Sorry für die späte Antwort, ich habe die Woche leider weniger Zeit für meine Hobbys als mir lieb ist :/

Am einfachsten zum ausprobieren wäre für Dich der Emulated DI Ausgang des Amps. Da wird viel geschrieben also ausprobieren!!
falls es trotzdem schlecht klingt liegt das an der schlechten Boxen Simulation, dafür kann man dann eine virtuelle Box in Cubase dahinter hängen
Der Boxen Simulator for free http://www.vst4free.com/free_vst.php?plugin=NadIR&id=1790
Die Boxen Impulse Response for free https://www.redwirez.com/free1960g12m25s.jsp

Man liest wirklich wenig Gutes darüber, aber ich denke ich gebe dem ganzen trotzdem einen Versuch :). Danke für die Links!

ein färbendes Röhrenmikro kann einen interessanten und angenehmen Klang produzieren und
eine gewisse Schärfe aus dem Klang nehmen

Das mit den zwei Mikros klingt interessant, davon hab ich schon öfters gelesen. Was nutzt du denn neben dem SM57 als zweites Mikrofon?
Was mich am Home-Recording mit Mikrofonen etwas nervt ist das ständige neu-ausrichten. Ich nutze den Amp einmal die Woche für Bandproben und auch so komme ich in dem nicht allzugroßen Zimmer teilweise dagegen, sodass die Ausrichtung wieder für die Katz war. Entweder ich hol mir irgendwann noch nen Recording-Amp oder ich muss mir was einfallen lassen um die Mikros möglichst einfach wieder in Position bringen zu können (wobei das wohl schwierig werden könnte).

Ein leistungsfähiges Recording Interface mit flexiblem Routing und nützlichen Features hilft immens
und unterstützt einen beim "kreativen Prozess" des Aufnehmens

Hier hab ich leider noch nicht viel Erfahrung. Mein UR22 von Steinberg ist ja wirklich sehr minimalisitsch und günstig. Falls ich hier auf etwas teureres (sagen wir +/-500€) umsteigen würde, hast du hier eine Empfehlung?


Das klingt echt schon hammermäßig!
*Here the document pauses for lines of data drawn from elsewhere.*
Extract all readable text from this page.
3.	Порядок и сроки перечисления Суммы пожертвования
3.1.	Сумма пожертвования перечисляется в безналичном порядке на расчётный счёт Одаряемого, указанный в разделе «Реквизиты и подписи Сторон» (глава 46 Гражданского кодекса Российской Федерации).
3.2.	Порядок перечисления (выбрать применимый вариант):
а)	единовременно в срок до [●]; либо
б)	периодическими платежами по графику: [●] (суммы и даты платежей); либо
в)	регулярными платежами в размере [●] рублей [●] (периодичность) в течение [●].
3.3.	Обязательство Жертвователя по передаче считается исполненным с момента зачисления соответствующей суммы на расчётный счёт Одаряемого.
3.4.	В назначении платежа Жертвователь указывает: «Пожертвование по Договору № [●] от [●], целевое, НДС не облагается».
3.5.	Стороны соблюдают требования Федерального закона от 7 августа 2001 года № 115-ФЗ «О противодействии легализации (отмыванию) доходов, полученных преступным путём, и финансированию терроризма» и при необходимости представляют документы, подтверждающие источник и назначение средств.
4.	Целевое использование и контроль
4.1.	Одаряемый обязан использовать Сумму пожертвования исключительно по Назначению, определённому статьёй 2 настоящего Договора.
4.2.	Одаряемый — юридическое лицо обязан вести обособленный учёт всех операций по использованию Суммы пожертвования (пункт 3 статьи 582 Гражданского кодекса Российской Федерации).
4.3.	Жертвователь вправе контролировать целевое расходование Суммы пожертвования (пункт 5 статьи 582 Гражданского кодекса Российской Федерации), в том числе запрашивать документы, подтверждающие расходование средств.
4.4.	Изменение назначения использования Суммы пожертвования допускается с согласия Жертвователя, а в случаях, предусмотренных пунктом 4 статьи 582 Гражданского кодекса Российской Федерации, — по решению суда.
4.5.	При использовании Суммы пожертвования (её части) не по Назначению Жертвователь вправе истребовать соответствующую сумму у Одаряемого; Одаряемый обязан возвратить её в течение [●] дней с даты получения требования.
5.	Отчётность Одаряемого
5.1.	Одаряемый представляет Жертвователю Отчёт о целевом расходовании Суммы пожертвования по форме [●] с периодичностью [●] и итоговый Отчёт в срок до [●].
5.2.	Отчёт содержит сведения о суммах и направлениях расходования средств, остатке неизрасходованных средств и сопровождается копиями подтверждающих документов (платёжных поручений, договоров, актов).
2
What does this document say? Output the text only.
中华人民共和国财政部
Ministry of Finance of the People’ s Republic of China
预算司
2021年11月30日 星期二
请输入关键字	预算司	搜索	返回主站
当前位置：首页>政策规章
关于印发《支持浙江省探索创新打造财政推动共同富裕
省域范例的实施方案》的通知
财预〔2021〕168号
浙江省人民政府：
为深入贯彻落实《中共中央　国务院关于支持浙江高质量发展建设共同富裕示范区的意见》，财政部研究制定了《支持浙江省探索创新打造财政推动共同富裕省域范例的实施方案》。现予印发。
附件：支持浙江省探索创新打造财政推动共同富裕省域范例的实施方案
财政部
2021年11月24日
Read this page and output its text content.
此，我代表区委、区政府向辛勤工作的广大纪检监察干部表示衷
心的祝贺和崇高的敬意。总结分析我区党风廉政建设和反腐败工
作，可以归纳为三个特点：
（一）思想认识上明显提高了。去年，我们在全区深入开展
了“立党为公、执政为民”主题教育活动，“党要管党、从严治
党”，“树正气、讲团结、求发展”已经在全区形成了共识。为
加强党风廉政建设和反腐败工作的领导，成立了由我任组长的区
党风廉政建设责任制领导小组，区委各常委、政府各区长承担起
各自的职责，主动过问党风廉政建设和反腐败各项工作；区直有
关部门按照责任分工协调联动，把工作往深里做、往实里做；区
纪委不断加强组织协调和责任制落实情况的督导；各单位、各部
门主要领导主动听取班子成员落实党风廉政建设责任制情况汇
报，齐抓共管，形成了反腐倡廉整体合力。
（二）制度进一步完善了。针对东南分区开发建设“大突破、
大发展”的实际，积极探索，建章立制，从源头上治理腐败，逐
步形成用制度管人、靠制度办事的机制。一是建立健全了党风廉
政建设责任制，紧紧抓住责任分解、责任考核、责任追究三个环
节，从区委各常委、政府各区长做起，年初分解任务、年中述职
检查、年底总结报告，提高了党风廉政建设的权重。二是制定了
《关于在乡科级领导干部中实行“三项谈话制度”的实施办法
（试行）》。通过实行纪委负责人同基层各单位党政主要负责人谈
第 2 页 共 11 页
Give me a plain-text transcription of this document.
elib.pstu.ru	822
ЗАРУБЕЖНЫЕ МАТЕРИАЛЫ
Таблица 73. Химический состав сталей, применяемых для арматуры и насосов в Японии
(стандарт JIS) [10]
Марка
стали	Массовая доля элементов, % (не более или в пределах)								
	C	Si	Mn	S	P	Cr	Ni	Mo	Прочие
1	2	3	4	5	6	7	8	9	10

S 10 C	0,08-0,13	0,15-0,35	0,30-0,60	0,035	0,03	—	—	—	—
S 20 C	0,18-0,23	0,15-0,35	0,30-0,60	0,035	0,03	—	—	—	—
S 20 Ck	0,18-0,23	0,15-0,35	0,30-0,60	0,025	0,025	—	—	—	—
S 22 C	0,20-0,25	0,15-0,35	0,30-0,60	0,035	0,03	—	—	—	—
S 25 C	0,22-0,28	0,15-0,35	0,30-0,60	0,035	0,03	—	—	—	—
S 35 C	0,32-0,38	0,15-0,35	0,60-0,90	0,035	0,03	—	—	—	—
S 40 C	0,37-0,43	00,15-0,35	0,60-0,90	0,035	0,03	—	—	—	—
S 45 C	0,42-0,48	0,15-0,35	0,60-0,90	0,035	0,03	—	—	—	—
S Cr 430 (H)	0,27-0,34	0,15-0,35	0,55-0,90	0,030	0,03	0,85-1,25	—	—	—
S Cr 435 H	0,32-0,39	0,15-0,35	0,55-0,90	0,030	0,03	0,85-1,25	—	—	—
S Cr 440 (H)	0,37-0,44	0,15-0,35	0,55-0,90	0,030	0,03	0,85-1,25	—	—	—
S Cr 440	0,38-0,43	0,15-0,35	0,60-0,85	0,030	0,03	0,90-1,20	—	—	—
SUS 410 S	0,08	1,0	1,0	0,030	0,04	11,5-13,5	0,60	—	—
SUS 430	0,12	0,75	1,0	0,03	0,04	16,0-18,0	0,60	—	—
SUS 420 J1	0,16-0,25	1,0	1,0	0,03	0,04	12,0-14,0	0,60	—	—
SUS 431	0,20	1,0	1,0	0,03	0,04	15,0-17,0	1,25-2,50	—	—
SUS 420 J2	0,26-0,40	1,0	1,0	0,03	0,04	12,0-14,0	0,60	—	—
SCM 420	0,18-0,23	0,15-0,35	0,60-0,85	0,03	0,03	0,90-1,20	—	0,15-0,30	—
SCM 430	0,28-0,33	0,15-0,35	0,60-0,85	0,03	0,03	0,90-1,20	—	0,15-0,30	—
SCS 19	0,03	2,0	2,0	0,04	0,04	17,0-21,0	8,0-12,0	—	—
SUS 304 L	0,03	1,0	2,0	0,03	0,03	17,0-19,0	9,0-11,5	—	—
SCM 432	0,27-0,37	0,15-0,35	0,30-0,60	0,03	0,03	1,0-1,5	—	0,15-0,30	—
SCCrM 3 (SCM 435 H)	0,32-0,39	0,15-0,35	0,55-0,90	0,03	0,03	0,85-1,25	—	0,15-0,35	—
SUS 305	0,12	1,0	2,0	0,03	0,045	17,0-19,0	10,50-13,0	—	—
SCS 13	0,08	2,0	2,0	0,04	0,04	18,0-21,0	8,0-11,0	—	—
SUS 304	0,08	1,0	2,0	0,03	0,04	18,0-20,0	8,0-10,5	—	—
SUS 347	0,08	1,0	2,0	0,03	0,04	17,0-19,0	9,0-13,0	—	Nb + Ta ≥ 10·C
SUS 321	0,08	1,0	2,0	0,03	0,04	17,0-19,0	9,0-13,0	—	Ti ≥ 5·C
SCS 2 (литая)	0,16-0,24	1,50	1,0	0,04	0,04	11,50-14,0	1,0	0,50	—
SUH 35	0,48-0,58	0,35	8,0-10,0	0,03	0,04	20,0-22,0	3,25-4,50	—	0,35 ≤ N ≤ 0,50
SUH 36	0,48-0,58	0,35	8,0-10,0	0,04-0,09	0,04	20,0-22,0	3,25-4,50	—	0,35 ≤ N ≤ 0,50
Bei mir darf es noch etwas aggressiverer Metal-Sound sein, aber wenn ich qualitativ annähernd auf so ein Level komme bin ich mega zufrieden! :D

Wird noch etwas dauern bis ich mich mal nen Nachmittag hinsetzen kann um auszuprobieren aber wenn es soweit ist melde ich mich hier zurück!

Cheers :great:
 
Das Röhrenmikro war von Musikproduktiv's Hausmarke, gibt es aber nicht mehr:
Hitec Audio Tube Fat, kostete 2007 €159.

Folgendes Mikro von Thomann sieht genauso aus, vermutlich aus der gleichen Produktion:
https://www.thomann.de/de/the_tbone_sct700_roehrenmikrofon.htm

Das Ausrichten ist kein Problem. Du richtest Dich nach gewissen markanten Punkten am Amp und Du hörst es ja auch über Kopfhörer, wie es klingt. Nach ein paar mal hast Du da Übung drin.